Almost nowhere on earth is recent
forest denudation resulting in disasters comparable to those in the
Himalayas, chiefly at 5,000 to 14,000 feet above sea level. Geologically
relatively recent, the massive upthrust which created Mount Everest and
other peaks, also shaped precipitous ridges where soil is held precariously
by forest cover. In the now 75,956 villages spread across the 2,000-mile
long Indian-Himalayan frontier, earning a livelihood is becoming
increasingly hazardous. Overgrazing by sheep, goats and cattle speeds
erosion when the snows melt. Construction of roads for defense purposes and
to reach hallowed shrines, opens forests for logging in a wood-short land,
and replaces "fear of the tiger with fear of landslides."

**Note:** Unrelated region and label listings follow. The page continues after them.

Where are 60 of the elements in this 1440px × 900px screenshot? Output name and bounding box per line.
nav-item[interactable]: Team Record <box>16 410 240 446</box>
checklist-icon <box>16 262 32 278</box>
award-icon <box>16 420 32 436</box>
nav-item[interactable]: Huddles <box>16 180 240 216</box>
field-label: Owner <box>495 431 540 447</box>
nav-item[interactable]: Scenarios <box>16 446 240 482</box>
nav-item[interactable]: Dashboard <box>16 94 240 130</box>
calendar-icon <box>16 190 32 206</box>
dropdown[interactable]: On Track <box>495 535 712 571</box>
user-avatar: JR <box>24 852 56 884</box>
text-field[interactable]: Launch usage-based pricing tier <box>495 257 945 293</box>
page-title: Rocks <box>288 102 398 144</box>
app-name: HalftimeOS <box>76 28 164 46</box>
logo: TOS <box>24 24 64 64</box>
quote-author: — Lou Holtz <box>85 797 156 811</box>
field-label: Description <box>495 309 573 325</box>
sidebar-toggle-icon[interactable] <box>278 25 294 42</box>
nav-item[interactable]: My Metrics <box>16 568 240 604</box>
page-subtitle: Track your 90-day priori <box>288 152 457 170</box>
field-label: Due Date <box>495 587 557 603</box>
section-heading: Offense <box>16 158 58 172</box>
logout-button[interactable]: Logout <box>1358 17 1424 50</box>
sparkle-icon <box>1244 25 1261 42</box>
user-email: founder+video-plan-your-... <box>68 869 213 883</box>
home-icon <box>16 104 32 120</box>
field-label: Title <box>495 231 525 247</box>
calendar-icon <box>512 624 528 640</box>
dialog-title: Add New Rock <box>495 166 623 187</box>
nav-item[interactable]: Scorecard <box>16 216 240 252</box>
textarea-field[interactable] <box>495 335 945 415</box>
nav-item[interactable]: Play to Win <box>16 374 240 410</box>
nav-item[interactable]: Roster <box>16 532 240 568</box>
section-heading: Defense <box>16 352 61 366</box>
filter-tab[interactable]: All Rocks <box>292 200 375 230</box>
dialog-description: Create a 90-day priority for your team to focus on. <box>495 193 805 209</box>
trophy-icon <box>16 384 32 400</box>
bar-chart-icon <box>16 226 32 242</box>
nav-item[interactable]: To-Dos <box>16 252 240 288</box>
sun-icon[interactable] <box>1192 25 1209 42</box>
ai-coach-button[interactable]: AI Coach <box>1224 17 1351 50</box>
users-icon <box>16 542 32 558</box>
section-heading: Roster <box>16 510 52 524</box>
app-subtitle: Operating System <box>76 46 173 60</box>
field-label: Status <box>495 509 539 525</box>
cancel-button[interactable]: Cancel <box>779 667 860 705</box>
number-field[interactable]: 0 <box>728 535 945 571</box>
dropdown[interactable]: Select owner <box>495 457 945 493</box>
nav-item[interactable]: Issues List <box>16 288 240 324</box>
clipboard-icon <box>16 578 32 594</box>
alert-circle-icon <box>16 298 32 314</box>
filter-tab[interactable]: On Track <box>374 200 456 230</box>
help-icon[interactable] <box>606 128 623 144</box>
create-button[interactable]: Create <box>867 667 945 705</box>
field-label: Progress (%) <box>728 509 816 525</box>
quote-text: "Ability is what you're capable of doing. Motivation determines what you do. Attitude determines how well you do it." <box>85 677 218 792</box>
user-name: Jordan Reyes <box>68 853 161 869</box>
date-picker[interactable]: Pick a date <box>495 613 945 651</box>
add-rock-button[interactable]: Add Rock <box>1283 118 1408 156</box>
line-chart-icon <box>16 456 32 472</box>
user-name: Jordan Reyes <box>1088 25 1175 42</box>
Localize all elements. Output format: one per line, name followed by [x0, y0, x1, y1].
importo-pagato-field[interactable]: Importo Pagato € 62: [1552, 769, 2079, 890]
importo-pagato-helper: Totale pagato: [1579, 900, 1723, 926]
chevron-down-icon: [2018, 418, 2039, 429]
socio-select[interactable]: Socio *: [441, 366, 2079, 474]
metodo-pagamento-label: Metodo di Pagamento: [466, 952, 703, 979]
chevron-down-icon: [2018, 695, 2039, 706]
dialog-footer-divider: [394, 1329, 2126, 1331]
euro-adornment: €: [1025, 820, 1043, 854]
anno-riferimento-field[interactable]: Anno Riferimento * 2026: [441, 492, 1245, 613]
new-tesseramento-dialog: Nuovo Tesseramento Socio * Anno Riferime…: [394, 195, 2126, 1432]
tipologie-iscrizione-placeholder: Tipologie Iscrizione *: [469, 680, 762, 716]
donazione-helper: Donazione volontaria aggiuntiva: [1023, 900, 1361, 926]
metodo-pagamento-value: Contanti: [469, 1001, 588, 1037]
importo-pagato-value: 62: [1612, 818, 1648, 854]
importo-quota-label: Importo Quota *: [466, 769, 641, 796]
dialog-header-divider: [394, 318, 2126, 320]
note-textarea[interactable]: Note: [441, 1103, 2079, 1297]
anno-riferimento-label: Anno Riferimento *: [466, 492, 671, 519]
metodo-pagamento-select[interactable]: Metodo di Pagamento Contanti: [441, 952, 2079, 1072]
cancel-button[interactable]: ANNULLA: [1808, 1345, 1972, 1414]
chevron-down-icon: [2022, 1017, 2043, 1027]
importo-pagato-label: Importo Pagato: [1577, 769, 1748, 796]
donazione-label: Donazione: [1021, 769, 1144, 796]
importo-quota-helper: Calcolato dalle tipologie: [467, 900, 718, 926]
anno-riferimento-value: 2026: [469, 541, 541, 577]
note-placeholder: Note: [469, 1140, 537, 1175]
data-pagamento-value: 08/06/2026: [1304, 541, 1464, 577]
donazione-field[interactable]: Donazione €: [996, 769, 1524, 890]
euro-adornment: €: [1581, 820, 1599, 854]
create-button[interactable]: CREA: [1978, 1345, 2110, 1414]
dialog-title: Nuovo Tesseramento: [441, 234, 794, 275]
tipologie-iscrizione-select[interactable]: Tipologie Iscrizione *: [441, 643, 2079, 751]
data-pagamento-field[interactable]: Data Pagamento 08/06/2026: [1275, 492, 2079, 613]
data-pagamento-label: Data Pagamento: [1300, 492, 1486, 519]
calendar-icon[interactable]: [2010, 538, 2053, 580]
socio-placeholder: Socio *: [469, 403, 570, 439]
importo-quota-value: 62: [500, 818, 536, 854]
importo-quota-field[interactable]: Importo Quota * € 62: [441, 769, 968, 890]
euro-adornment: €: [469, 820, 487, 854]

CHANDI PRASAD BHATT became increasingly aware of the threat of
indiscriminate tree felling after July 20, 1970 when a cloudburst over his
home district of Chamoli suddenly raised the water level of the Alaknanda
River more than 60 feet. Some 400 square miles were flooded as roads and
bridges washed away and Gauna Lake, formerly 330 feet deep, filled with
debris. Also blocked were canals irrigating nearly one million acres in
western Uttar Pradesh. Since then ever more houses, livestock and people
have been lost to floods. In August 1978 the largest landslide of the
century—over two miles long—blocked the Bhagirathi River. Reservoirs behind
the great hydroelectric schemes that are the prime energy hope of the
subcontinent, are rapidly silting up.
BHATT in 1964 had instituted the Dasholi Gram Swarajya Mandal (Society for
Village Self-Rule) to organize fellow villagers in Gopeshwar for employment
near their homes in forest-based industries—making wooden implements from
ash trees and gathering and marketing herbs for aryuvedic medicine-and to
combat vice and exploitation. Curtailment of the villagers' legitimate
rights to trees and forest products in favor of outside commercial interests
enabled BHATT in 1973 to mobilize the forest-wise society members and
villagers into the collective Chipko Andolan (Hug the Trees Movement) to
force revision of forest policies dating from 1917. Women, who regularly
walk three to five miles to the forest to gather and carry home fuel and
fodder on their backs, took the lead. True to the movement's non-violent
philosophy, these women embraced the trees to restrict their felling.
Establishment of "eco-development camps" brought villagers together to
discuss their needs within the context of the ecological balance of the
forest. Stabilizing slopes by building rock retaining walls, the campers
planted trees started in their own village nurseries. While less than
one-third of the trees set out by government foresters survived, up to 88
percent of the villager-planted trees grew.
BHATT and his society colleagues have been helped by sympathetic scientists,
officials and college students. Yet theirs is essentially an indigenous
movement of mountain villagers, and Chipko Andolan has become an instrument
of action and education for members, officials and outsiders, in the
realities of effective resource conservation.
Although BHATT has attended meetings in lowland India and abroad as a
spokesman for Chipko, he has remained a man of his community. Now 48, he,
his wife and five children continue to live the simple life of their
Himalayan neighbors. In the process he has become knowledgeable and
productive in helping ensure his peoples' hard won living.
In electing CHANDI PRASAD BHATT to receive the 1982 Ramon Magsaysay Award
for Community Leadership, the Board of Trustees recognizes his inspiration
and guidance of Chipko Andolan, a unique, predominantly women's
environmental movement, to safeguard wise use of the forest.